Portrait de TOURREILLES Jean-Marc

By TOURREILLES Jea...- Posté le 19 août 2008

Le raid est une discipline fatigante. Un bon repas le soir est toujours bienvenu, pour peu que la journée ait été riche en sensations ou en exercices physiques. Comment s’organiser pour bien manger sans s’embêter ?
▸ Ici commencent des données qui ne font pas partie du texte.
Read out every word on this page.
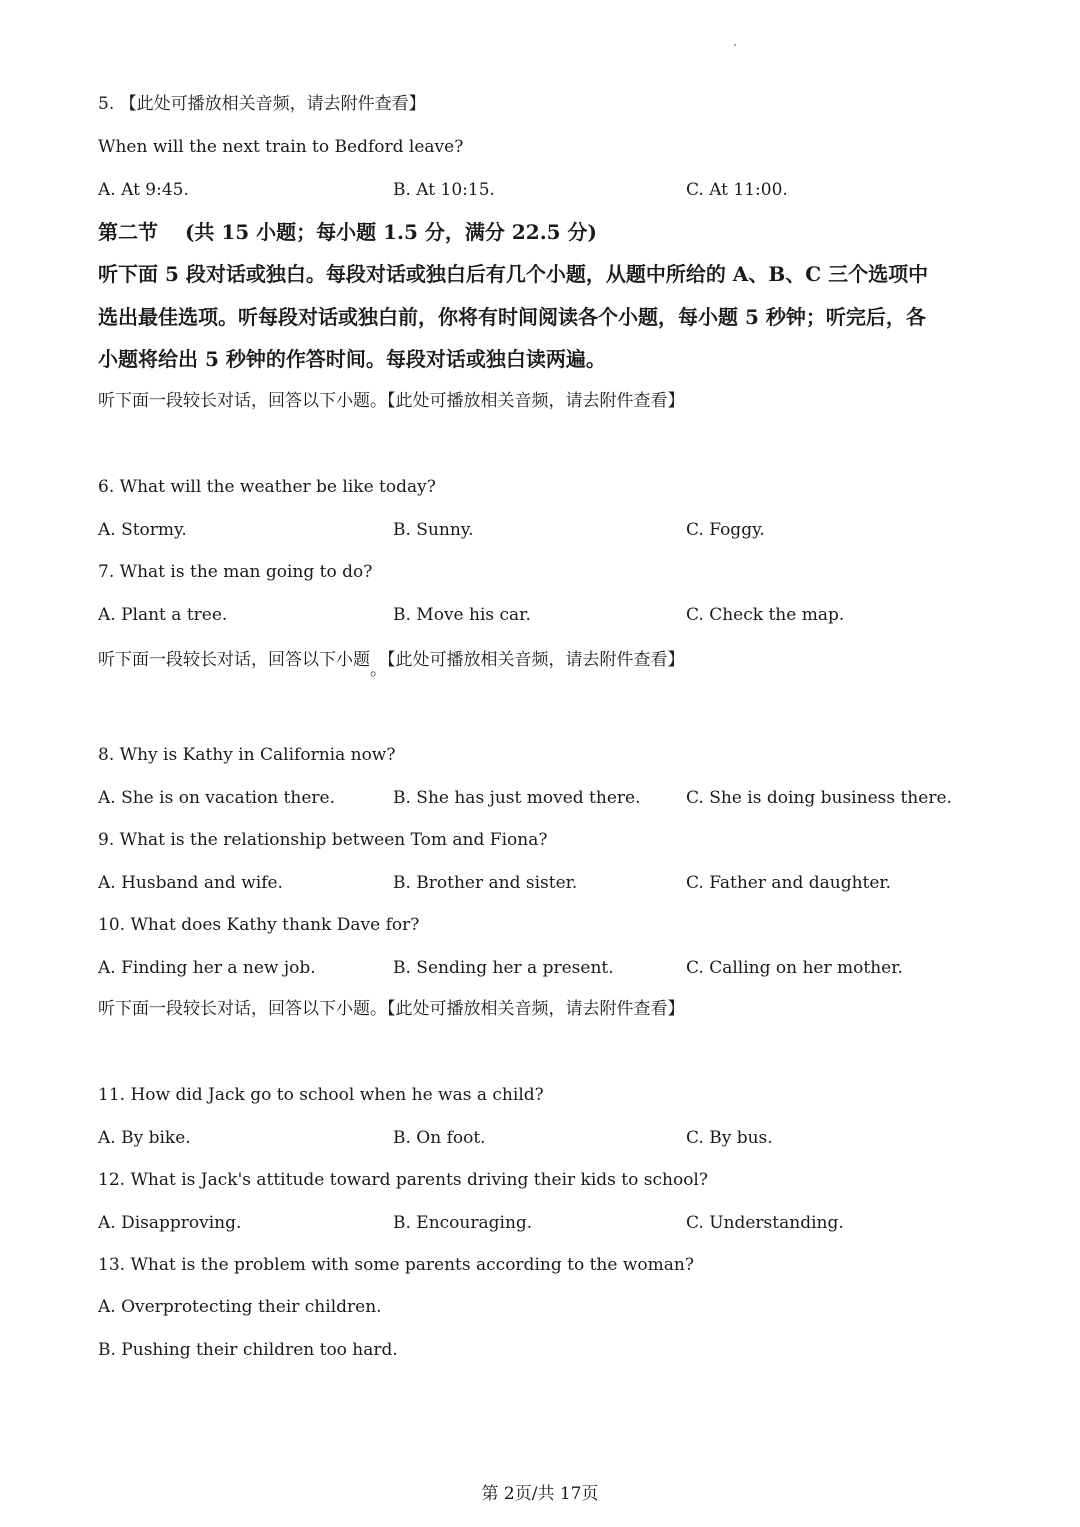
5. 【此处可播放相关音频，请去附件查看】
When will the next train to Bedford leave?
A. At 9:45.	B. At 10:15.	C. At 11:00.
第二节　 (共 15 小题；每小题 1.5 分，满分 22.5 分)
听下面 5 段对话或独白。每段对话或独白后有几个小题，从题中所给的 A、B、C 三个选项中
选出最佳选项。听每段对话或独白前，你将有时间阅读各个小题，每小题 5 秒钟；听完后，各
小题将给出 5 秒钟的作答时间。每段对话或独白读两遍。
听下面一段较长对话，回答以下小题。【此处可播放相关音频，请去附件查看】
6. What will the weather be like today?
A. Stormy.	B. Sunny.	C. Foggy.
7. What is the man going to do?
A. Plant a tree.	B. Move his car.	C. Check the map.
听下面一段较长对话，回答以下小题。【此处可播放相关音频，请去附件查看】
8. Why is Kathy in California now?
A. She is on vacation there.	B. She has just moved there.	C. She is doing business there.
9. What is the relationship between Tom and Fiona?
A. Husband and wife.	B. Brother and sister.	C. Father and daughter.
10. What does Kathy thank Dave for?
A. Finding her a new job.	B. Sending her a present.	C. Calling on her mother.
听下面一段较长对话，回答以下小题。【此处可播放相关音频，请去附件查看】
11. How did Jack go to school when he was a child?
A. By bike.	B. On foot.	C. By bus.
12. What is Jack's attitude toward parents driving their kids to school?
A. Disapproving.	B. Encouraging.	C. Understanding.
13. What is the problem with some parents according to the woman?
A. Overprotecting their children.
B. Pushing their children too hard.
第 2页/共 17页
La qualité de vos repas est une affaire de goût, mais pas seulement. Au delà des préférences et des aversions personnelles, un bon repas est apprécié grâce à :

  • des aliments bien choisis
  • une préparation culinaire rapide et confortable
  • une bonne installation pour manger
  • une vaisselle et un traitement des déchets corrects

C’est donc d’abord une question d’organisation.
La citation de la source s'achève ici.